StatsBase.jl
StatsBase.jl copied to clipboard
Throw an error for non-integer `FrequencyWeights`
Currently, it is possible to construct a set of FrequencyWeights with non-integer weights:
julia> FrequencyWeights([.5, .1])
2-element FrequencyWeights{Float64, Float64, Vector{Float64}}:
0.5
0.1
However, the definition of frequency weights only allows for integer-valued weights, and currently-implemented methods either assume that frequency weights are integer-valued and sum up to the sample size, or else check themselves that the weights are integer-valued. This creates a lot of duplicate checks and also increases the risk of an error if someone writes a method forgetting to check whether or not frequency weights are all integer-valued. I propose we move the error upstream so that attempting to construct FrequencyWeights with non-integer values throws an error, rather than throwing an error whenever a function is called on invalid weights.
AFAIK all definitions for frequency weights generalize perfectly to non-integer weights. The only place where we check that weights are integers is in quantile, right? See https://github.com/JuliaStats/StatsBase.jl/pull/436.
I guess we could add a check, but throwing an error would be breaking so it has to wait the next breaking release. We could add a check argument though, keeping it to false for now.
AFAIK all definitions for frequency weights generalize perfectly to non-integer weights. The only place where we check that weights are integers is in
quantile, right?
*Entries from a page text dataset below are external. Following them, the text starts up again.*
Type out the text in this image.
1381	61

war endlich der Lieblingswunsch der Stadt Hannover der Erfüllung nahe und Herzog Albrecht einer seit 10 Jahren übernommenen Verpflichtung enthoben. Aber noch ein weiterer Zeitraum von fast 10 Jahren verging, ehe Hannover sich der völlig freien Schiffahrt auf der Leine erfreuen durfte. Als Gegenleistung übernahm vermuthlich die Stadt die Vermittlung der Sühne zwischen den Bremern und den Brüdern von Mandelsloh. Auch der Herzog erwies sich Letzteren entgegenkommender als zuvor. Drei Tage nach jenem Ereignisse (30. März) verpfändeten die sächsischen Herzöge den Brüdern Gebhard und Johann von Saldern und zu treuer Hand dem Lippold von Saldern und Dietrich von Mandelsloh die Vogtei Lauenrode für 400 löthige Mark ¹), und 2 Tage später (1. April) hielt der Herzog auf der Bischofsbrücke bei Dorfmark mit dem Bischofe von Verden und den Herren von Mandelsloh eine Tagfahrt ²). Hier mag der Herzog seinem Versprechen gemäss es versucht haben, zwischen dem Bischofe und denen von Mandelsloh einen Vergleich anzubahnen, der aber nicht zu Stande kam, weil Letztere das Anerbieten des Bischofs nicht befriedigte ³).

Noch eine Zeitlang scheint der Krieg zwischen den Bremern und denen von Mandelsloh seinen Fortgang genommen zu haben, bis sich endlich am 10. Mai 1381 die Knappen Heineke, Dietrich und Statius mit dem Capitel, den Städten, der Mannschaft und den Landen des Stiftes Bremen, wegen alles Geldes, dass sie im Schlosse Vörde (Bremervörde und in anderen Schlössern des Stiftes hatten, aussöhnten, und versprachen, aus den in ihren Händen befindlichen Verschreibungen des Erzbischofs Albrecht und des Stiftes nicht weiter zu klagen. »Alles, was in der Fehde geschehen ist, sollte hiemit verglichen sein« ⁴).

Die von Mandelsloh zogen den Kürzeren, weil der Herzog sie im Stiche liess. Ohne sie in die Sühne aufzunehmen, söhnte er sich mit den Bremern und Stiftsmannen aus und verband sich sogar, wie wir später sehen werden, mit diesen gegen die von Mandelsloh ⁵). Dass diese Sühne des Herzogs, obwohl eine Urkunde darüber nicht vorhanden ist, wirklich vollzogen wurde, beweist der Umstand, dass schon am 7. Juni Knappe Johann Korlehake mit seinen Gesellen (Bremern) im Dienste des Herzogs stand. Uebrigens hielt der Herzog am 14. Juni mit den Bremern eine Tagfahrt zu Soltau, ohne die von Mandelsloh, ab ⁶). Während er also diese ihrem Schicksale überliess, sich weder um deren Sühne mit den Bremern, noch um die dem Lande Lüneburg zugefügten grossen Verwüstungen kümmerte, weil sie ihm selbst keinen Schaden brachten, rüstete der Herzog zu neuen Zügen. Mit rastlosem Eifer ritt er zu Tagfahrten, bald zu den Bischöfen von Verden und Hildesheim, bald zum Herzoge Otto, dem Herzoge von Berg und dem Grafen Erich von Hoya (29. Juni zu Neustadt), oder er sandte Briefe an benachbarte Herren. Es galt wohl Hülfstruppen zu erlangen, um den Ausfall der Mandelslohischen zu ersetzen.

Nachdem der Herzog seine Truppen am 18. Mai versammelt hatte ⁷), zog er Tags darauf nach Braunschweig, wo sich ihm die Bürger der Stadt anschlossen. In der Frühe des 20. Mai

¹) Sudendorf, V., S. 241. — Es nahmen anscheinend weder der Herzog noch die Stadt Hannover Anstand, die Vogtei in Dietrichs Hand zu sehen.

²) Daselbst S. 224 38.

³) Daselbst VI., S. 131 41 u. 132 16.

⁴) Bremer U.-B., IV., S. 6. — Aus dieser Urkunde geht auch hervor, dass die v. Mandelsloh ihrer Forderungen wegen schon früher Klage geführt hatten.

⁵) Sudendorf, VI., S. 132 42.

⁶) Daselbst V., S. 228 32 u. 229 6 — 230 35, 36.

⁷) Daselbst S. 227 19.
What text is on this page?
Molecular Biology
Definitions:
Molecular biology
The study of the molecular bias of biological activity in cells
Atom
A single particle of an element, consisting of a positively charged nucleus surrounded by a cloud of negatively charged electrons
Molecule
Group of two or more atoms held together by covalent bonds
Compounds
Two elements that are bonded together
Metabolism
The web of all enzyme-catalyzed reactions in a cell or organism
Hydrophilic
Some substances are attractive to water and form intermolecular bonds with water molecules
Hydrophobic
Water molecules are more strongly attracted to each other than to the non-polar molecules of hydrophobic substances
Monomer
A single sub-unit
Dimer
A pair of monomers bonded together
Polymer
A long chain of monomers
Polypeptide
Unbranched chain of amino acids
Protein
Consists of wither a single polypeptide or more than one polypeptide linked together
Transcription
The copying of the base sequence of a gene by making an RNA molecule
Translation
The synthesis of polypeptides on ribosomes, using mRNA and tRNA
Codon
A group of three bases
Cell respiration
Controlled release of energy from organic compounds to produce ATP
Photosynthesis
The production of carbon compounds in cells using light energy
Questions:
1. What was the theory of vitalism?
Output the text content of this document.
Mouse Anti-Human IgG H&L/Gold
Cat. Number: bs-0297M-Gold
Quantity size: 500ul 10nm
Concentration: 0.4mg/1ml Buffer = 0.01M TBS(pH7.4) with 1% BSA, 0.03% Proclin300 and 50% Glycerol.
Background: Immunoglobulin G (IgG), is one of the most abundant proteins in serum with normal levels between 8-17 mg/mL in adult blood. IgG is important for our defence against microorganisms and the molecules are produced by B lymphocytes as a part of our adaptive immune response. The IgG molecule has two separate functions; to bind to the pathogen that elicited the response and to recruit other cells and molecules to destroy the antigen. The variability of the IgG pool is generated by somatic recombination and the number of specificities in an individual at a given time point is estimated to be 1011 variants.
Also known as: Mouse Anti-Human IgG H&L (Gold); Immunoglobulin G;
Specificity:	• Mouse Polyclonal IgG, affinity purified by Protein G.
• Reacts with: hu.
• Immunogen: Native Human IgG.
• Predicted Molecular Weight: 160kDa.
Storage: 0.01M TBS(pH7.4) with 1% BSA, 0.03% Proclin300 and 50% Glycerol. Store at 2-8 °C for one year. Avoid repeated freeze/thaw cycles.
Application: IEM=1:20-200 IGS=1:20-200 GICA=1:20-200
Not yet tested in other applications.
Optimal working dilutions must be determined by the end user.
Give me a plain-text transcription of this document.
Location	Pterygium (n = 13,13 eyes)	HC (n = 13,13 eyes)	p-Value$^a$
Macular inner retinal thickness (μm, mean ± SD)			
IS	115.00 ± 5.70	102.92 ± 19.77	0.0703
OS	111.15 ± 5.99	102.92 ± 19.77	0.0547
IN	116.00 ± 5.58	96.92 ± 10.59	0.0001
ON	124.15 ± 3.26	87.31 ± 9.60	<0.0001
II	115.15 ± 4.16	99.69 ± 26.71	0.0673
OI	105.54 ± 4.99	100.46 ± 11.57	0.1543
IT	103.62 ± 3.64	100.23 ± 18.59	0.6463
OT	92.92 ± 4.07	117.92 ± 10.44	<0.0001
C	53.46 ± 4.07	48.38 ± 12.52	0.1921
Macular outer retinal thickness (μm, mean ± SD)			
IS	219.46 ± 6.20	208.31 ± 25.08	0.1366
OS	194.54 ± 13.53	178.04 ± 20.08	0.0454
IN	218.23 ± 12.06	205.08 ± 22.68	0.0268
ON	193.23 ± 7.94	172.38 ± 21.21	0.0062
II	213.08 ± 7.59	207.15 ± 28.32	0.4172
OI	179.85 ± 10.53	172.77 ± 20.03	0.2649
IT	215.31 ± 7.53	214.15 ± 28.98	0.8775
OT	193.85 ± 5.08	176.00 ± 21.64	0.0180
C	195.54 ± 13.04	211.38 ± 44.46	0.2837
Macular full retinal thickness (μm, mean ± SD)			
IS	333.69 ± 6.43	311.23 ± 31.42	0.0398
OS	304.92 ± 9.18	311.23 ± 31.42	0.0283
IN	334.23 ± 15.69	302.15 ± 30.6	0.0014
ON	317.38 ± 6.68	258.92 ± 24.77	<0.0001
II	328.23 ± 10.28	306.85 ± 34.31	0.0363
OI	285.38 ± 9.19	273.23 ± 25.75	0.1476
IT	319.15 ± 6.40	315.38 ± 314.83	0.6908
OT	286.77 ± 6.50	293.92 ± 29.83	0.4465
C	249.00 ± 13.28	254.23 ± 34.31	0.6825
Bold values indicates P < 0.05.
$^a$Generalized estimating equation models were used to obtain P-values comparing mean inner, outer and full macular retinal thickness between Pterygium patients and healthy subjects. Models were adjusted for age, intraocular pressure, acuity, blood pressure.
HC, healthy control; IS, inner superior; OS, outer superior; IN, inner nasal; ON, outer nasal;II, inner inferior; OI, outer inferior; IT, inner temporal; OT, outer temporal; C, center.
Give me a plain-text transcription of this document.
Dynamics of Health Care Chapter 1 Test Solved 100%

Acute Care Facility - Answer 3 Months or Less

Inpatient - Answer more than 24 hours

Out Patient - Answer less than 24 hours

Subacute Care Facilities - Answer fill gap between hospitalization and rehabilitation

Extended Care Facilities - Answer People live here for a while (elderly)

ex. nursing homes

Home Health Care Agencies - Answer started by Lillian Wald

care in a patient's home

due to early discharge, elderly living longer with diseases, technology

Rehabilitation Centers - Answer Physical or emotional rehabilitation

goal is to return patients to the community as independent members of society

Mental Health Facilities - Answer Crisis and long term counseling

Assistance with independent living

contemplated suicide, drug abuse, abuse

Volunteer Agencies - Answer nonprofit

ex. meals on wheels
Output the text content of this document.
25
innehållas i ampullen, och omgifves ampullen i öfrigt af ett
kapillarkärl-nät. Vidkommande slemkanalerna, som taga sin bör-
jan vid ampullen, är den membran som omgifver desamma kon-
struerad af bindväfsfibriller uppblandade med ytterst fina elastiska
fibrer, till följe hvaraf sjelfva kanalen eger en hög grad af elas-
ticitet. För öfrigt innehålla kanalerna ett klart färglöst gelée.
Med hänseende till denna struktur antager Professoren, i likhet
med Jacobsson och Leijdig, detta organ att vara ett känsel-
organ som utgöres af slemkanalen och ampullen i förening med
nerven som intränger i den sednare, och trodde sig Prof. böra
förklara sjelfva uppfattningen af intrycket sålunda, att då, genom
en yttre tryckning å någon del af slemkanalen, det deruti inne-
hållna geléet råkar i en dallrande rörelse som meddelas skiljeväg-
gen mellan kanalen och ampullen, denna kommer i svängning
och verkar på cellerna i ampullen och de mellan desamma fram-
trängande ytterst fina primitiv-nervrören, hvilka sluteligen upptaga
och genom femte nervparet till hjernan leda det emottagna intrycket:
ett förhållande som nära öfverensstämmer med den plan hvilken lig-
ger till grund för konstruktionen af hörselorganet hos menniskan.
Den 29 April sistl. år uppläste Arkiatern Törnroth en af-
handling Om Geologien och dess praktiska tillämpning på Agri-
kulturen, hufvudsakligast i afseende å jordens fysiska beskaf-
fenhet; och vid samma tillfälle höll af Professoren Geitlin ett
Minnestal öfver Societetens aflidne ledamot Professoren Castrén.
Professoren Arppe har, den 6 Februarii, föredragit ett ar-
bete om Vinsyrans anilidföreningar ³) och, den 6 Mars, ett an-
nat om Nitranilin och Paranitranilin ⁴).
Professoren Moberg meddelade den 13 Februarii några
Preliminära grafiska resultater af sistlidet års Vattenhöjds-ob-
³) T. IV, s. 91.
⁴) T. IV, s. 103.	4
See #436.
I think that's the only place where we check that, but we implicitly assume the frequency weights are counts (rather than proportions): all code for FrequencyWeights assumes that sum(weights) is equal to the sample size at the moment.
(To be clear, my proposal is to check that all the weights are integers, not that all of them are Int. This allows for things like representing large integers as floats.)